The following applies almost entirely to ClickTracks when used with logfiles. ClickTracks Hosted bypasses many of the complications described.
Definition of a session
The raw logfile contains requests from IP addresses for different pages, each on a different line and in chronological order. A fundamental problem to be solved in logfile analysis therefore is which pages are seen by which visitors. This is further complicated by the fact that requests from different visitors are mixed together in the log. A method must be used to extract the pages for visitor A and correctly associate them in order, and to simultaneously perform this for all other visitors. This process is know as sessionizing the data. A session is the sequence of pages seen by a single visitor during their visit to the site.
What is a visitor ?
A visitor cannot be determined solely from their IP address. The IP address can change during the course of the visit length (A problem with AOL and some visitors originating at large companies). A single IP also may represent many different visitors at different times or at the same time, for example a large company will have all browser requests coming via a single firewalled IP. ClickTracks therefore uses several techniques to join pages as they are read from the logfile to the correct visitor session:
| 1. | A session cookie present in the logfile guarantees accurate sessionization for the second and later requests (there's no cookie in the first request, so the sessionization falls back to the no cookie case and uses the heuristics described below). ClickTracks Analyzer uses PHP, ASP or JSP session cookies automatically. ClickTracks Pro can be configured for any custom cookie. |
| 2. | Without a session cookie ClickTracks uses a combination of partial IP address (to account for changing IPs for AOL etc.), user agent, time since last request and referrer to select the most likely session the request belongs to. These factors are fed into a heuristically based algorithm that factors in how busy the site is. The accuracy of the heuristics ranges from 100% for medium sites to 95% for very busy sites without cookies and large numbers of users from AOL. |
Sessionization from start to finish
Logfile reading
| • | Graphics files are stripped. Since ClickTracks doesn't calculate technical stats like server bandwidth there's no need to count them. |
| • | HEAD requests ignored. If it's a valid page request it will be followed up with a GET later |
| • | Status code checked: 200-206 & 304 are successes. 300-307, except 304, are redirects and counted. All other codes are failures and the request is dropped. |
| • | Check the user agent. If it's a known robot/spider like Googlebot the request is dropped (a separate report uses this data however) |
| • | Check if this logfile line has been read before (ie it exists within the dataset).
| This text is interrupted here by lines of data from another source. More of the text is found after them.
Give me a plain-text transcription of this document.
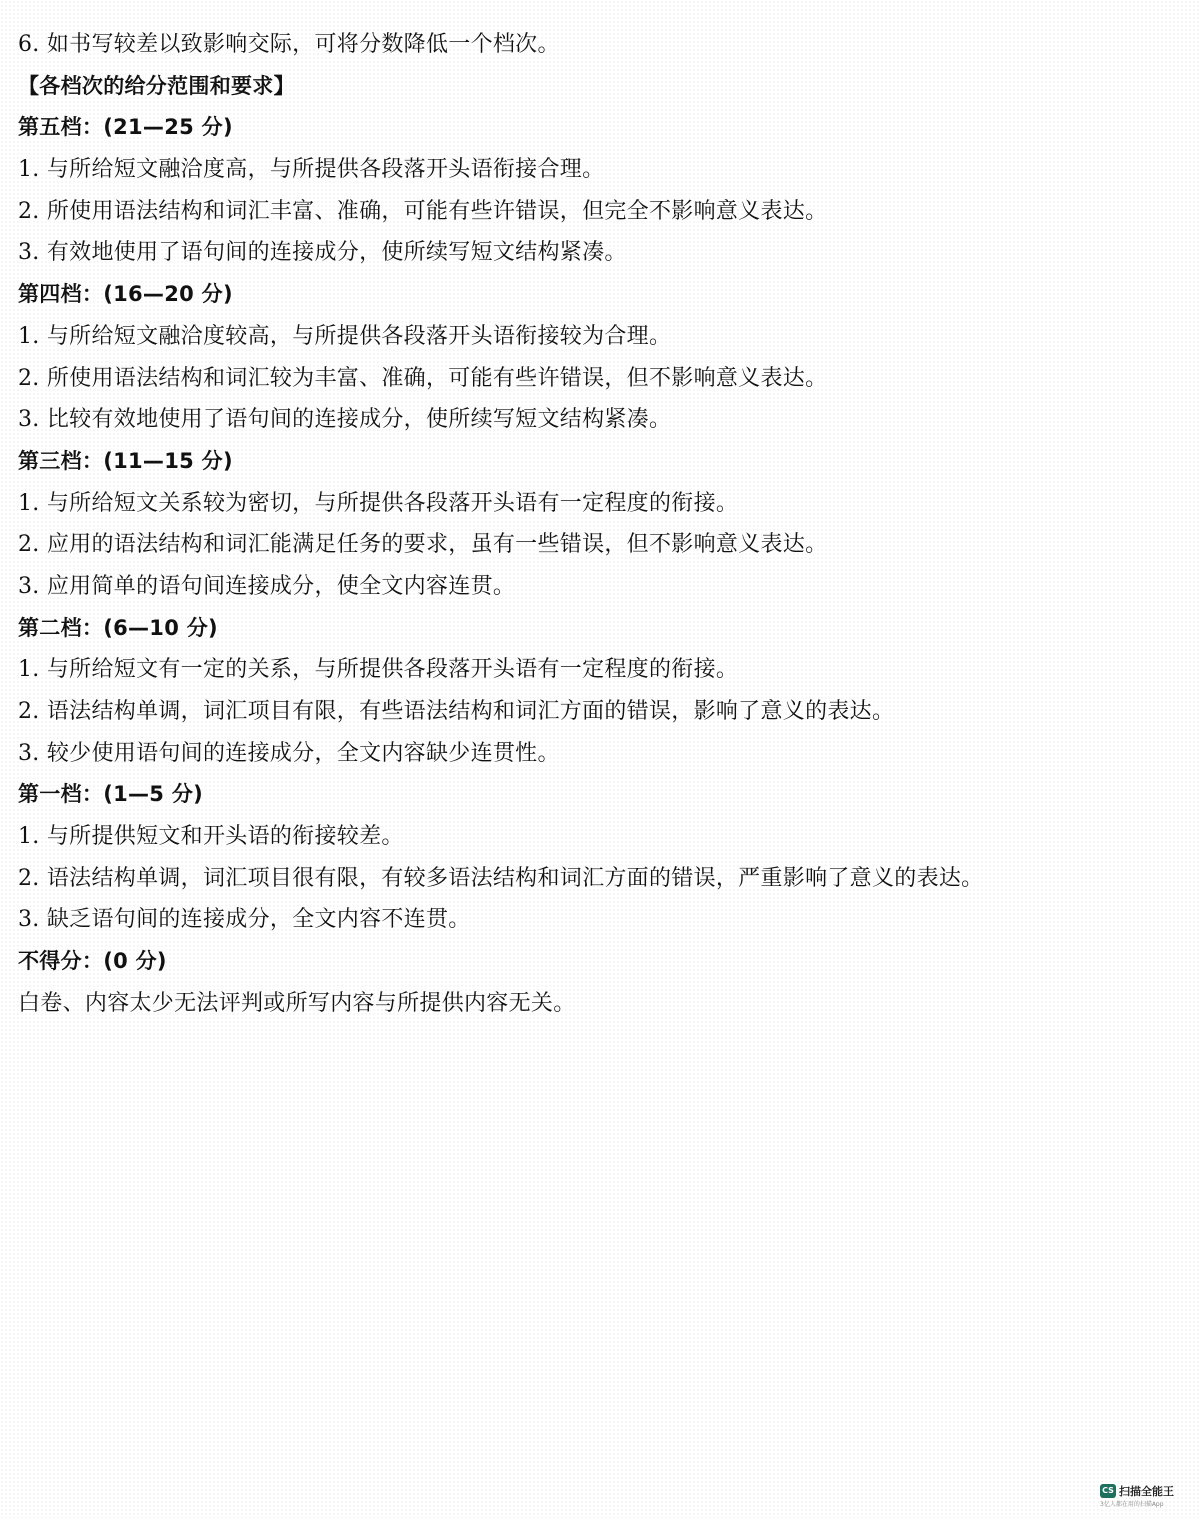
6. 如书写较差以致影响交际，可将分数降低一个档次。
【各档次的给分范围和要求】
第五档：(21—25 分)
1. 与所给短文融洽度高，与所提供各段落开头语衔接合理。
2. 所使用语法结构和词汇丰富、准确，可能有些许错误，但完全不影响意义表达。
3. 有效地使用了语句间的连接成分，使所续写短文结构紧凑。
第四档：(16—20 分)
1. 与所给短文融洽度较高，与所提供各段落开头语衔接较为合理。
2. 所使用语法结构和词汇较为丰富、准确，可能有些许错误，但不影响意义表达。
3. 比较有效地使用了语句间的连接成分，使所续写短文结构紧凑。
第三档：(11—15 分)
1. 与所给短文关系较为密切，与所提供各段落开头语有一定程度的衔接。
2. 应用的语法结构和词汇能满足任务的要求，虽有一些错误，但不影响意义表达。
3. 应用简单的语句间连接成分，使全文内容连贯。
第二档：(6—10 分)
1. 与所给短文有一定的关系，与所提供各段落开头语有一定程度的衔接。
2. 语法结构单调，词汇项目有限，有些语法结构和词汇方面的错误，影响了意义的表达。
3. 较少使用语句间的连接成分，全文内容缺少连贯性。
第一档：(1—5 分)
1. 与所提供短文和开头语的衔接较差。
2. 语法结构单调，词汇项目很有限，有较多语法结构和词汇方面的错误，严重影响了意义的表达。
3. 缺乏语句间的连接成分，全文内容不连贯。
不得分：(0 分)
白卷、内容太少无法评判或所写内容与所提供内容无关。
CS 扫描全能王
3亿人都在用的扫描App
Duplicates are dropped. This process prevents accidental re-importing of the same logfile from resulting in double counting, and permits overlapping logfiles to be imported and only the overlapping range is dropped. |
Building sessionized visits
| • | Strip requests that are excluded via the options dialog. |
| • | Is the referrer 'external' (ie not a domain that's part of the alternate domain names) ? If so a new visit session is started. This ensures PPC tracking is accurate, since a visitor coming through in rapid succession on several PPC ads (clicking back to the search engine between them) is the same visitor refining their search, yet each click must be counted distinctly. |
| • | Session cookie present ? If so find the corresponding visitor data and add this page to the session. |
| • | If no session cookie fall back to heuristics based on partial IP, user agent, time, etc. Find the most likely visit session to attach the page to. |
| • | If no existing session is found a new session is started using this page as the opening page. |
| • | Has the session reached the maximum duration, number of pages etc as determined by the options setting? If so the session is deemed to be complete. |
ClickTracks Pro persistent cookie tracking
The cookie database in ClickTracks Pro is examined also to determine if this visitor session represents a visitor previously seen. If so the number of unique visitors will account for this, and the original campaign referrer and landing page are recovered from the database and placed into the dataset. Visitor conversions that take place long after campaign completion are correctly tracked.
Adding sessions to the dataset
Once a session is complete according to the timeout parameters, additional sanity checks are performed before the session is committed to the dataset. Some robots do not provide a valid user agent so ClickTracks examines the session to see if a repeating pattern of pages is being requested. If this is found the session is dropped and not counted.
Valid sessions are updated with the session length (up to the last page) and exit pages etc. and then committed to the dataset.